山田起生作画監督。手描きの味を活かした良い意味で荒い作画も多いが、単に修正漏れした粗いだけに感じるカットもある。クライマックスの折り紙サイクロンは力が入ったクローズアップ作画で、全てを飲みこんで奮起する心情をよく写し取っており*1、力のいれどころは間違っていないとは思うが*2。
今回の物語は、前回に提示されたテーマの再確認。「ヒーロー」とは何か周囲に示そうとする虎徹の姿で、主人公という立場を設定ではなく物語に乗せて示す。

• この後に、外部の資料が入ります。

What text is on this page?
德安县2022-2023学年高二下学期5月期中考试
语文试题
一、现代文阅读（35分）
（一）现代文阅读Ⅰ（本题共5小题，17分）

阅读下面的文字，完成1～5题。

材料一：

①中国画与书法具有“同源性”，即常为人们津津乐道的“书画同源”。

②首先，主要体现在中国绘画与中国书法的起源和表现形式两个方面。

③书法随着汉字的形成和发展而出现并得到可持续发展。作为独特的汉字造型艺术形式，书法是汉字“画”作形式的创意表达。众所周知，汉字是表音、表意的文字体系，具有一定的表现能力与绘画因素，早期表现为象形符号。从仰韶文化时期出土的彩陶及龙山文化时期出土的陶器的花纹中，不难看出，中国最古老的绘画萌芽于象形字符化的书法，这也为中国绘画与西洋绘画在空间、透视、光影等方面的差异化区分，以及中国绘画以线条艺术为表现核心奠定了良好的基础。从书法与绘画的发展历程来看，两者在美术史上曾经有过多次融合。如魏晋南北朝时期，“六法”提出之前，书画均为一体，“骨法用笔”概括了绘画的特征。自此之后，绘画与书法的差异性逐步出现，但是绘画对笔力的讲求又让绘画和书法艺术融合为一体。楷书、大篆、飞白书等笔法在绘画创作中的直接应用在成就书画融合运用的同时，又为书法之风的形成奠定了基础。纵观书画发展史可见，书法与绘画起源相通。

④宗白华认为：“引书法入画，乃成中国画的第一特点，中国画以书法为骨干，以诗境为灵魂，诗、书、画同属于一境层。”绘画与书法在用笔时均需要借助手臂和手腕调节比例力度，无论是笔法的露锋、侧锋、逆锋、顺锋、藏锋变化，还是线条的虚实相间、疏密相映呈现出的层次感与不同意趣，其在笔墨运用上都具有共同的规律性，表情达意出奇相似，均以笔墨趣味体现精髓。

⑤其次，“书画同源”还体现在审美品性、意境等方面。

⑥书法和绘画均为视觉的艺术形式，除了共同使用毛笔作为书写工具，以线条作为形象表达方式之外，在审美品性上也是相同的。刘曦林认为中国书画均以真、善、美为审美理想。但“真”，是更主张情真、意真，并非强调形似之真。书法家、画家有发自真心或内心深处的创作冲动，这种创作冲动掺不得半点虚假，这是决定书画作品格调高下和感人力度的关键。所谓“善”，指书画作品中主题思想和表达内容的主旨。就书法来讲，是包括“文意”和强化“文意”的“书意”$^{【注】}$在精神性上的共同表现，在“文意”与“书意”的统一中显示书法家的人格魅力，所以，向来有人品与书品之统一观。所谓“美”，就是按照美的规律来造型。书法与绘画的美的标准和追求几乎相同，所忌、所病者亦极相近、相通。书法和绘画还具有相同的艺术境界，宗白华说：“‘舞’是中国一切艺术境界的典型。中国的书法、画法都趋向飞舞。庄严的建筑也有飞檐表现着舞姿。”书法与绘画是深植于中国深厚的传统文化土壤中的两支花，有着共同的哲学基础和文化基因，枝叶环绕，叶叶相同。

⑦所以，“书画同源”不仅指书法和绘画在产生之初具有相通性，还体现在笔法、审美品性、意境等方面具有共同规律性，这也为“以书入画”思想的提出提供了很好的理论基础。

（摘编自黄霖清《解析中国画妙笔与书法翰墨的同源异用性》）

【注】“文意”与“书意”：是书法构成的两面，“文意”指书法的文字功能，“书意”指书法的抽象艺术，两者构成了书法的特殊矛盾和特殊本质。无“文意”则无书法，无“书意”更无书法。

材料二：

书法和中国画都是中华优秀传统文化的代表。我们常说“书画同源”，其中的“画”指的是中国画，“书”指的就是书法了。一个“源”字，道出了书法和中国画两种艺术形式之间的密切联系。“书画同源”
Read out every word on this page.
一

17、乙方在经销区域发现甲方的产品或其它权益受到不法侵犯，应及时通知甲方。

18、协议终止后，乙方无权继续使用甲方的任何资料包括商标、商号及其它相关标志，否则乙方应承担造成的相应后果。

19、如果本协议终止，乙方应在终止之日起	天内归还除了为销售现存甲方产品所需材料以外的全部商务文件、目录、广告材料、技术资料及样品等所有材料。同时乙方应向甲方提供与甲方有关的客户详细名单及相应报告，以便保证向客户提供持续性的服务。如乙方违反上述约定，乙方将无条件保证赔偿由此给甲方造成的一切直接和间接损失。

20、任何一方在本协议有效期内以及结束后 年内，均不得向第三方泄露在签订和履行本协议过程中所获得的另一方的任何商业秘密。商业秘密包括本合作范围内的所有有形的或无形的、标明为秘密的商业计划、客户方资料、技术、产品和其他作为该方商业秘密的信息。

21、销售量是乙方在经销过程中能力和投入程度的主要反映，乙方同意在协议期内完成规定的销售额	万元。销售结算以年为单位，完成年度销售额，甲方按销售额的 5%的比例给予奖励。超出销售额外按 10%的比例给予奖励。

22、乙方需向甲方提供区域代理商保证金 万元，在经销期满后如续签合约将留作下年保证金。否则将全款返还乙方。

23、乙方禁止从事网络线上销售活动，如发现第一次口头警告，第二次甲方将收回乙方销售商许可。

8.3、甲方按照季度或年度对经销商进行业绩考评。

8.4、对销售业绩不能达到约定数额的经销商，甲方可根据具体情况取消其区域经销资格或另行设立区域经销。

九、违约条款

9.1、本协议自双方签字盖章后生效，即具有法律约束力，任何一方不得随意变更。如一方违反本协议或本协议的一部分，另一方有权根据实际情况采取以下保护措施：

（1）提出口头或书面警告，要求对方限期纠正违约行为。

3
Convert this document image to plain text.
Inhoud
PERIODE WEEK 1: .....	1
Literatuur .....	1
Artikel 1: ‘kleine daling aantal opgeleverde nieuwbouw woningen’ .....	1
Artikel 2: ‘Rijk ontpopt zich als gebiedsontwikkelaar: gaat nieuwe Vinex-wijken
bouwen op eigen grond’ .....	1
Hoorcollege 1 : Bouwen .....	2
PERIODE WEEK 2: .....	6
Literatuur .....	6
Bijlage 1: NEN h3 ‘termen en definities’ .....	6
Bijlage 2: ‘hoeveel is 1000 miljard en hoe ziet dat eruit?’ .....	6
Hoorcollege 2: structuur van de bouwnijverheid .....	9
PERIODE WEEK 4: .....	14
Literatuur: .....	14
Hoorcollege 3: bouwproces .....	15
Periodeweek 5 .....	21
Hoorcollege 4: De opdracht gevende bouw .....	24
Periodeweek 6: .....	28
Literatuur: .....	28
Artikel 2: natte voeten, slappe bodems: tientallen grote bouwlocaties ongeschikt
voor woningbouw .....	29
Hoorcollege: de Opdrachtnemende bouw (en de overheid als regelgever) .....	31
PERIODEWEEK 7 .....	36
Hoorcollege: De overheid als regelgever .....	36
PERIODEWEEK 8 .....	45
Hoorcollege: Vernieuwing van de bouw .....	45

自身の思う正義のために悪を断罪しようとするルナティックを批判することで、同時にバーニーへの批判ともなる三角関係が、物語構成として美しい。バーニーが間接的な批判をくみとって、暴走しそうな心情を抑える心情がしっかり描かれた結果、ED後のCパートでサブタイトルを出す演出が滑っていない。
奇矯な折り紙サイクロンの行動が、自信のなさの裏返しという真相も面白かった。この作品のヒーロー達は今のところ裏表がほとんどない中*3、一人だけ変身ヒーローらしさを持っているわけだ。そうして過去の悔恨を乗り越えてヒーローとして再起した姿は、きっとバーニーの未来像でもあるだろう。
他にもヒーローの道を挫折したキャラクターなど、この種の作品でいつか描写すべきことを一つの物語としてまとめあげていた。特に目新しいことはしなくても、ていねいに細部を詰めていくことで良い物語となる好例だろう。